On average, 16.8% of the salary increase budget is being allocated to top performers, which represent 12.8% of employees across the region. This implies that for each $1 allocated to an average or below-average performer, $1.44 is allocated to a top performer.
The average annual incentive for 2018 was 1.5 months' base salary. Incentives averaged 1.7 months in Thailand and Vietnam, and were slightly higher in China, Hong Kong, Malaysia and Singapore.
Early projections for 2019 are for salary increases of 0.1 to 0.5 percentage points higher than in 2018. Growth is foreseen in Thailand, China, Indonesia, Japan, Malaysia and South Korea. No growth is seen in Australia, Hong Kong, India, New Zealand, the Philippines, Singapore, Taiwan and Vietnam.
Salaries in Thailand are projected to increase by 5.3% in 2019, versus a regional average of 5.9%.
The strong growth in the consumer products industry in Thailand is helping to keep the sector's salary increases ahead of those in other sectors, which closely aligns with the regional trend, according to Willis Towers Watson.
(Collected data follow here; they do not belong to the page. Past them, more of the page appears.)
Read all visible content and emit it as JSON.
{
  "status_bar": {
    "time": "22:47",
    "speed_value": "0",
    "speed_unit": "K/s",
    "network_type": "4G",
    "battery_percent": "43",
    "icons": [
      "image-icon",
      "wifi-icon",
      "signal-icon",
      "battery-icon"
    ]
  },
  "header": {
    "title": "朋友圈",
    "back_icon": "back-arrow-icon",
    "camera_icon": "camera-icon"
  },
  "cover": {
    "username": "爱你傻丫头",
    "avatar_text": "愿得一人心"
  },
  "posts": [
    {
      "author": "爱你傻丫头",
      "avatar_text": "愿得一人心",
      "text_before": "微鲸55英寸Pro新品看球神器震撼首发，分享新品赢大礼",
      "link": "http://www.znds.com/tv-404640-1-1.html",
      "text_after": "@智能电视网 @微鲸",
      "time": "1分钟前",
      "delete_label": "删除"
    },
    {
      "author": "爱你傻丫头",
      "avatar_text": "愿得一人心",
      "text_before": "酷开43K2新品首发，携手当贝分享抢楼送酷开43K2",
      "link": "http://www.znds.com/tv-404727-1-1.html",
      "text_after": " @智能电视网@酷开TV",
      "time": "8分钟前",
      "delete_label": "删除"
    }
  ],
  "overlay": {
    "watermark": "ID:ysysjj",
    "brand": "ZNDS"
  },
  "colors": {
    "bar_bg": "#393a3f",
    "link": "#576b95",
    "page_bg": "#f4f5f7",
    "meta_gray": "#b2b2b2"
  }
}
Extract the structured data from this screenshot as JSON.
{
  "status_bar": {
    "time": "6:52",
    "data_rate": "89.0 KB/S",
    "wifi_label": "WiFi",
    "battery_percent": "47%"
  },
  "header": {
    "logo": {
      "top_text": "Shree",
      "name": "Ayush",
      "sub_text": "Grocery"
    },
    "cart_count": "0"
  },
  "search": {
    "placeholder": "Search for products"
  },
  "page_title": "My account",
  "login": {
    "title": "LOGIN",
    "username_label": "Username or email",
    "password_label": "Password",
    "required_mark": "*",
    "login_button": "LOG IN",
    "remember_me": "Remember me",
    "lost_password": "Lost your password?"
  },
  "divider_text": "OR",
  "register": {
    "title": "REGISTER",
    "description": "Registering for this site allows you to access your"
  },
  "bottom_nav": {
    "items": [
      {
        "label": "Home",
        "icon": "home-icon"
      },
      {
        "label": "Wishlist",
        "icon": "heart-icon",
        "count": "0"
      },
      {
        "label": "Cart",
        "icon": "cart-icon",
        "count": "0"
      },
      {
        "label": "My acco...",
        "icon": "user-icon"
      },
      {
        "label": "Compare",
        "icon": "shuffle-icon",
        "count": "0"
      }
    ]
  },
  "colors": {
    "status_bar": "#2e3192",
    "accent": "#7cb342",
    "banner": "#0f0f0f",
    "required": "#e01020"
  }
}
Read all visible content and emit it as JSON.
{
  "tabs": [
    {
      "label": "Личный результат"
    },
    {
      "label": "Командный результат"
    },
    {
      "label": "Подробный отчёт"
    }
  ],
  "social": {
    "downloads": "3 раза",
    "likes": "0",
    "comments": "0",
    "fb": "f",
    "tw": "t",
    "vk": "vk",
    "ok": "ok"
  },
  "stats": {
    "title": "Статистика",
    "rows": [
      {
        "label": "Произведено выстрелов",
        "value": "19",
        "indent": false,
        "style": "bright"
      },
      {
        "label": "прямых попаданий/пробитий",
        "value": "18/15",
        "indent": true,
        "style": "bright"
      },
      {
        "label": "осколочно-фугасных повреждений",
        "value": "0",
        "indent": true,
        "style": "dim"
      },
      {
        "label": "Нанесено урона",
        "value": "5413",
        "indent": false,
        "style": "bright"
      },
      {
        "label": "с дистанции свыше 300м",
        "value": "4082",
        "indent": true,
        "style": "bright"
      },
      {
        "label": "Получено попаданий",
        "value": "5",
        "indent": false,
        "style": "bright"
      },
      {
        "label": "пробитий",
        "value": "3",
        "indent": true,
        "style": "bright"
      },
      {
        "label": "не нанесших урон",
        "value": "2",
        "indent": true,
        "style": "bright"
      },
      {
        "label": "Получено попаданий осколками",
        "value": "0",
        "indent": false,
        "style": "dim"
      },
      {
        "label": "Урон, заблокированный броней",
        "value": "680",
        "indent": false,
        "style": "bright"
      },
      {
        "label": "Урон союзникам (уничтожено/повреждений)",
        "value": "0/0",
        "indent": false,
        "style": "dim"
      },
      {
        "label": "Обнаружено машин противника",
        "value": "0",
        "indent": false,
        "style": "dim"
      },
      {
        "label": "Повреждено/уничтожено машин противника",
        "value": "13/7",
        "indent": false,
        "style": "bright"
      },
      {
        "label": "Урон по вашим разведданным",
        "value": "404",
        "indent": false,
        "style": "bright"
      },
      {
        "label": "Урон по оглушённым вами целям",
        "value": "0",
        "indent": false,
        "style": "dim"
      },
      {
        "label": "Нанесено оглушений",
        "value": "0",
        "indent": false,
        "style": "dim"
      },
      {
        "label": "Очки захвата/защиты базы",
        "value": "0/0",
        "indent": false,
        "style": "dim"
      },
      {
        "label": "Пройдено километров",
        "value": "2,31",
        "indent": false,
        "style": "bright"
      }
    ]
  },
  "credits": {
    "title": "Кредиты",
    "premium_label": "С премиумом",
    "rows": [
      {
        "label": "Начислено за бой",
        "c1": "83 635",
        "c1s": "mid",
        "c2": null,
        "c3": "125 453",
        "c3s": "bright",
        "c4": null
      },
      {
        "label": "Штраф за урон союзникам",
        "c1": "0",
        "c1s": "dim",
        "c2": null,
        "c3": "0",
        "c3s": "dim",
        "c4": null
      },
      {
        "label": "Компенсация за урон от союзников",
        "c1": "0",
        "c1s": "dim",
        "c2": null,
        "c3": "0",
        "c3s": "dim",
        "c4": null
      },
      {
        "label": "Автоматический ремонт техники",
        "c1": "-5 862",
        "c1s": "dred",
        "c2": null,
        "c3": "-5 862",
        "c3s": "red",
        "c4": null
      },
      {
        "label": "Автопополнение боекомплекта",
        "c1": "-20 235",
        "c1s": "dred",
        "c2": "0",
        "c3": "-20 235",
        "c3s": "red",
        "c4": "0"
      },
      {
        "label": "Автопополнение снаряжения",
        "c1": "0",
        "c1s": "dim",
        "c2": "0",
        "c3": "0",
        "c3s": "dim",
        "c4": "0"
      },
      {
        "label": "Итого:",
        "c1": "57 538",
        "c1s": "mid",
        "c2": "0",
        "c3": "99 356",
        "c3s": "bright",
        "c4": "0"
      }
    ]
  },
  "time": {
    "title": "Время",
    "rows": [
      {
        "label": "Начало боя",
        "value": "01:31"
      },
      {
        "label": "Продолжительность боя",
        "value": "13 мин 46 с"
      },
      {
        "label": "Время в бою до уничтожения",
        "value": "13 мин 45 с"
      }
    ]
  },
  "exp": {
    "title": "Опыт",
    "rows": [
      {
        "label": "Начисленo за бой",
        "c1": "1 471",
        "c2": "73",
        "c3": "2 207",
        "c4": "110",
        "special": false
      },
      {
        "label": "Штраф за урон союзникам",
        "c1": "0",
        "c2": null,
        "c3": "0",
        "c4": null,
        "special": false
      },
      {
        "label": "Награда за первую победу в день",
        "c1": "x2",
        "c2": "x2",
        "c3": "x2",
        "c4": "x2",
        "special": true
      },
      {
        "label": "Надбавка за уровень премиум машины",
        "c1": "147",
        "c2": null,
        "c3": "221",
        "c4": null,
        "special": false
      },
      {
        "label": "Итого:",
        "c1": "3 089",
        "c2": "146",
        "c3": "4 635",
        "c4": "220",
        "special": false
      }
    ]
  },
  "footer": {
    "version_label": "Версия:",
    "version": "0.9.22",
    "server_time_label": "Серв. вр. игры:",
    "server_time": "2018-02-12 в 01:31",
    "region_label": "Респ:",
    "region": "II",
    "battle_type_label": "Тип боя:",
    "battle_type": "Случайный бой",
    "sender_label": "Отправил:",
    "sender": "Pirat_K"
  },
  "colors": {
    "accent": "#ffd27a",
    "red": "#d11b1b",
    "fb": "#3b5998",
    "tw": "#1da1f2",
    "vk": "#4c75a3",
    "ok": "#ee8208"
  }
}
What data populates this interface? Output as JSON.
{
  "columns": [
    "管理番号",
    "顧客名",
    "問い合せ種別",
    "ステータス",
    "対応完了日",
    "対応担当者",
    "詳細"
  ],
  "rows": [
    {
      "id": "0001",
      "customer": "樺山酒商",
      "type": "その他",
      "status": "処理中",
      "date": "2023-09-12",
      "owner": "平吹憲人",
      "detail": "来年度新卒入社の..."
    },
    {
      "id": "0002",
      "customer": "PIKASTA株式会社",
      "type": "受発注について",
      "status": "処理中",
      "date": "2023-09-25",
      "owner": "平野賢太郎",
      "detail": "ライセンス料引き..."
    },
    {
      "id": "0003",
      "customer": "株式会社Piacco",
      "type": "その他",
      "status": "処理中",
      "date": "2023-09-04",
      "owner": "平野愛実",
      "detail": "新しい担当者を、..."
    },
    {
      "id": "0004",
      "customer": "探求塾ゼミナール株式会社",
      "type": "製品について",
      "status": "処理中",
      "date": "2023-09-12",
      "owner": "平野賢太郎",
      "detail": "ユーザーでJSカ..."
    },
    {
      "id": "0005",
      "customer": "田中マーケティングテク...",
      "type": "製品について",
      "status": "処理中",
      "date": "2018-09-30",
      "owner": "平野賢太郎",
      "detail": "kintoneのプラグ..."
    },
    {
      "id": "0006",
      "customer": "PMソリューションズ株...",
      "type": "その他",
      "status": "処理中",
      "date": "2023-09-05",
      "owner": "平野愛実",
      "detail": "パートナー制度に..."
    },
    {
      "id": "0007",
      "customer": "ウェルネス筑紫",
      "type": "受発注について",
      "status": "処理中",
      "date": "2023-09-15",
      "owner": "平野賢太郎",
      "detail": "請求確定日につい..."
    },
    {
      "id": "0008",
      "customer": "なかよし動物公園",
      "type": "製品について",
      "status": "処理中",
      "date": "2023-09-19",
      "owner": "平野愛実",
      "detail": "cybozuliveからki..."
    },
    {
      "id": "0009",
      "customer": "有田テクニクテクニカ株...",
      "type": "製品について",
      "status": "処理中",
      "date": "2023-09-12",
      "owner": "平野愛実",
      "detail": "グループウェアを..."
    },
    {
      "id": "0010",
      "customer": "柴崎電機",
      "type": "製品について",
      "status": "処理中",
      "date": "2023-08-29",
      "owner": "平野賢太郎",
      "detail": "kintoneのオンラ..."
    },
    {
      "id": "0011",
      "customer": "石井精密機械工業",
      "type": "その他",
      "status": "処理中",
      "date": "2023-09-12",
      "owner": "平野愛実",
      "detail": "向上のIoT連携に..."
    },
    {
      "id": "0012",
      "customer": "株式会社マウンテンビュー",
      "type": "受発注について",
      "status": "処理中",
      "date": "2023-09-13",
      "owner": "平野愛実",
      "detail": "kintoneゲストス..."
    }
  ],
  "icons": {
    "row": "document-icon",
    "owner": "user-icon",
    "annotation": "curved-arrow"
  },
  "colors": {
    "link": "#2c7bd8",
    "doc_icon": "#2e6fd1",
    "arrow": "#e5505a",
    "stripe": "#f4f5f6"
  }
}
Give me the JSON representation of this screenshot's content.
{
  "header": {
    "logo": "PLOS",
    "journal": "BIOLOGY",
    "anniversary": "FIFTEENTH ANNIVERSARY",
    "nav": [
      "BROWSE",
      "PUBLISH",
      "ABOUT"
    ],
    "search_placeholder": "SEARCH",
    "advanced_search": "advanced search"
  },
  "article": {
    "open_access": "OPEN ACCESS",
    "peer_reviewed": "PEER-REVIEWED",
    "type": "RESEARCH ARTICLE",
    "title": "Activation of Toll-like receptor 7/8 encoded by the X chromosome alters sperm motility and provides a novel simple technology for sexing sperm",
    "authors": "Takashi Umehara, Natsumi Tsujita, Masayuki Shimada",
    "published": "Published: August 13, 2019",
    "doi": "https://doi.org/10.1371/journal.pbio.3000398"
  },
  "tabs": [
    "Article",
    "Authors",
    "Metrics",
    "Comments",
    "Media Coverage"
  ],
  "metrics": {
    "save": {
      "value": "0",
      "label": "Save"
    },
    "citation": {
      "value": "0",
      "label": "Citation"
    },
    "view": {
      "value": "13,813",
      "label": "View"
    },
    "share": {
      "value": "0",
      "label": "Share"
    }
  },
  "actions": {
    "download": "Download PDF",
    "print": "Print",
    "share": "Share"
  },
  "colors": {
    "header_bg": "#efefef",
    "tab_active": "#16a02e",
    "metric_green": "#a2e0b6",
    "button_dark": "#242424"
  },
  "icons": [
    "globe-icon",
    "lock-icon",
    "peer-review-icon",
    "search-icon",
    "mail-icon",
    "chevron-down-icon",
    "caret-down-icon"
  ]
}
On average, consumer products firms offered increases 0.3 points higher than in general industries.
On the other end, salary increases in the insurance industry still lag in Thailand, coming in 0.4 points below the general industry trend.
The survey also reveals that 24% of companies in Thailand plan to hire more people in the next 12 months, especially those with technology skills. With post-millennials, also known as "digital natives", starting to play a greater role in Thailand's labour market, employers face new challenges to find ways to attract skilled digital native talent.
Engineering and information technology (IT) are the top two functions where digital skills are in demand locally. Fresh graduates can command a minimum monthly starting salary of 18,000 baht (for IT) or 19,000 baht (for engineering), compared with 15,000 baht for other positions.
"Base pay and incentives have always been fundamental talent attraction and retention levers," said Tony Kantapasara, talent and reward business leader at Willis Towers Watson Thailand, Myanmar and Cambodia. "However, our research and work with clients in Thailand provide evidence that organisations need to think beyond pay. The value of organisational culture, leadership and other non-monetary rewards such as career development and opportunities should not be underplayed.
"Organisations can better formulate their pay mix and reward strategies through insights into the needs of their different workforce segments and the value of their contribution to the overall success of the business.
"For example, baby boomers and post-millennials will certainly have different behavioural drivers and incentive preferences, and having a plan for these variations will drive a more successful talent attraction and retention strategy."